AP/SOSC 3200 3.00 Legal Regulation Of Migrant Workers: Constructed Insecurity And Worker Resistance

Home » Work & Labour Studies » Courses » AP/SOSC 3200 3.00 Legal Regulation Of Migrant Workers: Constructed Insecurity And Worker Resistance

AP/SOSC 3200 3.00

Legal Regulation Of Migrant Workers: Constructed Insecurity And Worker Resistance

This course examines the legal regulation of transnational migrant workers in Canada, with an emphasis on the experiences of low-waged migrant workers from the global south. Drawing on international human rights law, federal and provincial immigration laws and public policies, the course examines the construction of insecurity for workers throughout their labour migration cycle.
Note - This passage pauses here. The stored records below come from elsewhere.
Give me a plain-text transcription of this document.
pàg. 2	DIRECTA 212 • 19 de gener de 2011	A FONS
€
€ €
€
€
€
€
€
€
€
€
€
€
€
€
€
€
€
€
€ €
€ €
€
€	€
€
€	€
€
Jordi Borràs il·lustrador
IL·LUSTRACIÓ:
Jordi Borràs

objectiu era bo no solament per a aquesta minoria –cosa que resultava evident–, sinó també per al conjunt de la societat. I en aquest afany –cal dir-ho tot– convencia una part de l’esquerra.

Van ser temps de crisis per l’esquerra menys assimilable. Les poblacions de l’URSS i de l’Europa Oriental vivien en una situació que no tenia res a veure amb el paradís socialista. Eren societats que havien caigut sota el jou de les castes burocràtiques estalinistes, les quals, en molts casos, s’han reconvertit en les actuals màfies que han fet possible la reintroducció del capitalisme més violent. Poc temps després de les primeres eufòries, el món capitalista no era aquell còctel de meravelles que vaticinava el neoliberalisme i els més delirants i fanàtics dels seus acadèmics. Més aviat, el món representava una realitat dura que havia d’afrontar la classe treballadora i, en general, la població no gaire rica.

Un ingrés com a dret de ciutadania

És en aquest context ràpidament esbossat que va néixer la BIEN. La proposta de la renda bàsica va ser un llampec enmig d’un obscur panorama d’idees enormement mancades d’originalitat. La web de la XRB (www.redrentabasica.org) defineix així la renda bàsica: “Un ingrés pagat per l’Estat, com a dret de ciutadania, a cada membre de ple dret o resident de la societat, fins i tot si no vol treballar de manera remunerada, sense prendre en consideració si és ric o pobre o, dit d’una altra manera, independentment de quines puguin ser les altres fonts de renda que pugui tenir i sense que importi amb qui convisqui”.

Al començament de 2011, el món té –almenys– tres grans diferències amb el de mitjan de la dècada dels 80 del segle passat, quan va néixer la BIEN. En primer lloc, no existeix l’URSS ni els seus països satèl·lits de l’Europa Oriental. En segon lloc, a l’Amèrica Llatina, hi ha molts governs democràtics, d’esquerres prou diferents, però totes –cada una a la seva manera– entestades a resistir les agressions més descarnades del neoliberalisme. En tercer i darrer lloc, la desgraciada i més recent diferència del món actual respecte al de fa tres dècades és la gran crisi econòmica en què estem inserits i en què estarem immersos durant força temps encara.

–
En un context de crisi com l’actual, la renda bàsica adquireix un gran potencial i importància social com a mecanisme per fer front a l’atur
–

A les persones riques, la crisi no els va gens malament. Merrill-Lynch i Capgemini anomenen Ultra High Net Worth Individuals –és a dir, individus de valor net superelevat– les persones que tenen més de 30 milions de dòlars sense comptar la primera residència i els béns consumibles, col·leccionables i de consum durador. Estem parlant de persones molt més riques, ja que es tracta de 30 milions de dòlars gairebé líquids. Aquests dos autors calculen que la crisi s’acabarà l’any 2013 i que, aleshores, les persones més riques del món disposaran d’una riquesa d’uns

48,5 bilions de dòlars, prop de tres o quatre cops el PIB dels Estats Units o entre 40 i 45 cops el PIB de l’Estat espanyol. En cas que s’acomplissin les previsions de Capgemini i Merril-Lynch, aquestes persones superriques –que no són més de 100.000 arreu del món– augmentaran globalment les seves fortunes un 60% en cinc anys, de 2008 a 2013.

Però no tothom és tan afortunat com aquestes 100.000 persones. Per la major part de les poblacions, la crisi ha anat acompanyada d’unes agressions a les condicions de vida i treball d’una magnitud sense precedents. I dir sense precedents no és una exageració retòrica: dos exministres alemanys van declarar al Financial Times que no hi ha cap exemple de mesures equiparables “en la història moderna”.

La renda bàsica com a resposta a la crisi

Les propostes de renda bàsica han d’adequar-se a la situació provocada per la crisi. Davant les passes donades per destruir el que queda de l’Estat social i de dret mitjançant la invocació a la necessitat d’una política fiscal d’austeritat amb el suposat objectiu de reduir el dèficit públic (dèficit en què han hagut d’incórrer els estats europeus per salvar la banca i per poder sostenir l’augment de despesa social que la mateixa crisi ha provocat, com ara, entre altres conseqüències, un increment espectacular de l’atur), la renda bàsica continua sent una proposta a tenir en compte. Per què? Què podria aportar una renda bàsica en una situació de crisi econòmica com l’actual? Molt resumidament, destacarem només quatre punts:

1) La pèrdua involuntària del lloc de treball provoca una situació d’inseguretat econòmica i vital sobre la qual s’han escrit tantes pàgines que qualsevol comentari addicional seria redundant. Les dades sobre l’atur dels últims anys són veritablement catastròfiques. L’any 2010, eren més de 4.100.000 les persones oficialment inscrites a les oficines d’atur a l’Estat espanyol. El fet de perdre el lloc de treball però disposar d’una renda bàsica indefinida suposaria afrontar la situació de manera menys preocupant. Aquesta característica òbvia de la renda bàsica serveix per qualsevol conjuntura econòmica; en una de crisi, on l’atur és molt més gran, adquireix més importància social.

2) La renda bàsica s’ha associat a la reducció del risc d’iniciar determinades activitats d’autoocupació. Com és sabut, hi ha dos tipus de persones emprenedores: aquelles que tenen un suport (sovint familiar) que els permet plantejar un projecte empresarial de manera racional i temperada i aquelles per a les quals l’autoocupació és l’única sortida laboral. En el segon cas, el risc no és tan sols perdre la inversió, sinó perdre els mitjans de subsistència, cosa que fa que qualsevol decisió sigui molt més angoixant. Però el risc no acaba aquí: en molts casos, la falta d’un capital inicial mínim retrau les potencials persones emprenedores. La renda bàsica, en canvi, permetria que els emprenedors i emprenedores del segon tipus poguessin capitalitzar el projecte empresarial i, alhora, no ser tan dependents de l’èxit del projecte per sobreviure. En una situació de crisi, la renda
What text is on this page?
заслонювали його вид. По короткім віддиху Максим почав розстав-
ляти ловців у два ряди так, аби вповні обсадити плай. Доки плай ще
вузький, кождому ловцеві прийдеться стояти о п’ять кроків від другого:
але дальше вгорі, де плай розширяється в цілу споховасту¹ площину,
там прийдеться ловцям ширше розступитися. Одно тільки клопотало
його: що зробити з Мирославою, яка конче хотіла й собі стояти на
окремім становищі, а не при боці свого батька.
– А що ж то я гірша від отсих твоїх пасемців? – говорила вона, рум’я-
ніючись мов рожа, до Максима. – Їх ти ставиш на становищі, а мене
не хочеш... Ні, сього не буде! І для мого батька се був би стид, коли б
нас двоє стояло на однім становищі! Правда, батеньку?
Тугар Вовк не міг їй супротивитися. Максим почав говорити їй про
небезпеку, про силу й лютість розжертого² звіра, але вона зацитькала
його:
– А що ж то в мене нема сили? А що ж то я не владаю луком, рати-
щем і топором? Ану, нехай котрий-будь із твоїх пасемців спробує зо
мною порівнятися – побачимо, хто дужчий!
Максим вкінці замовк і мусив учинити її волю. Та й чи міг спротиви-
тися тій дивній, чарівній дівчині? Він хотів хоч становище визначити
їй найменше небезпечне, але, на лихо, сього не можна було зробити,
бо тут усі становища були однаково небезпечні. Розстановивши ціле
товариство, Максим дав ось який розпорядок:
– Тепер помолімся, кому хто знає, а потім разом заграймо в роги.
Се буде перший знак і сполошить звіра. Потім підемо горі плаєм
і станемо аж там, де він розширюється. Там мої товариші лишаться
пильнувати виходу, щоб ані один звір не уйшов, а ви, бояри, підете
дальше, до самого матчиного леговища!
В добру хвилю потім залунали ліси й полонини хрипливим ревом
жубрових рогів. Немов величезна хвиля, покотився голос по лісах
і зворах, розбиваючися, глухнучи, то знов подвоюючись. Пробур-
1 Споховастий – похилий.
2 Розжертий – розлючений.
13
The course aims to provide a firm foundation from which to analyze current issues and policy debates regarding migrant workers in Canada. It explores the history of temporary labour migration in Canada and the growth of Canada’s current temporary foreign worker programs. It examines the experience of migrant workers in a transnational context including issues such as globalization, labour export policies, transnational worker recruitment, social impacts arising from the global separation of productive and reproductive spheres, the gendered and racialized impacts on temporary labour migration programs, and migrant workers’ experience of an erosion of their social and economic rights in Canada. The course also examines issues relating to worker resistance through domestic and transnational worker organizing.